The adjacent table shows the appearance of all possible genetic combinations involving the Cinnamon mutation.

The Cinnamon gene is linked to other genes located on the X chromosome, i.e. to the genes of other sex-linked mutations. These sex-linked mutations include the Opaline, Ino and Slate mutations. The cross-over or recombination values between Cinnamon and these linked genes has not been measured accurately, but results collected by C Warner and T Daniels found 41 crossovers in 113 between Cinnamon and Opaline, giving a recombination ratio of 36±6%. The Ino gene is known to be very close to the Cinnamon gene; for details see the Ino budgerigar mutation.

C H Rogers, reporting early breeding results in 1939, notes the breeding of Cinnamon Slates by G W Roderick, of Purley and L Trevallion of Loughton, Essex. The appearance of two Cinnamon Slates by 1939 suggests these two genes are not closely linked.

Cocks split for both Cinnamon and Opaline have one Cinnamon allele and one Opaline allele together with one each of the corresponding wild-type alleles. The linkage between the Cinnamon and Opaline genes gives rise to two types of split cinnamon opaline cocks, both visually identical.

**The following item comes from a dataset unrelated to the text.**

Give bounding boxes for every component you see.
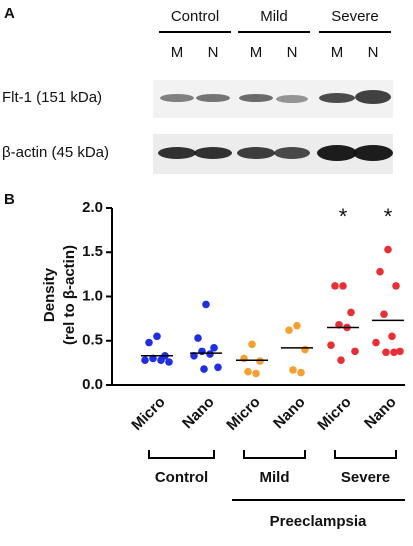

- Type I split cinnamon opalines cocks are bred by mating Cinnamon Opalines to Normals and have the two mutant alleles on the same chromatid, symbolised as cin^{+}-op^{+}/cin-op. Geneticists call this 'coupling' rather than 'Type I'. Because of the linkage, the Cinnamon and Opaline alleles from Type I cocks tend to be inherited together in their progeny. When mated to Normal hens, Type I cocks produce predominantly Cinnamon Opaline and Normal hens, with Cinnamon and Opaline hens resulting rarely from a cross-over. Roughly one third of the hens will be Cinnamon-Opaline, one third Normal, one sixth Cinnamon and one sixth Opaline.
- Type II split cinnamon opaline cocks are bred by mating Cinnamons to Opalines and have the Cinnamon and Opaline mutant alleles on opposite chromatids, symbolised as cin^{+}-op/cin-op^{+}. Geneticists call this 'repulsion' rather than 'Type II'. Because of the separation, the Cinnamon and Opaline alleles from Type II birds tend to be inherited separately in their progeny. When mated to Normal hens, Type II cocks produce predominantly Cinnamon and Opaline hens, with Cinnamon Opaline and Normal hens resulting rarely from cross-overs. Roughly one third of the hens will be Cinnamon, one third Opaline, one sixth Cinnamon Opaline and one sixth Normal.

Hens cannot be split for any sex-linked gene, so only cocks exist in Type I and Type II form.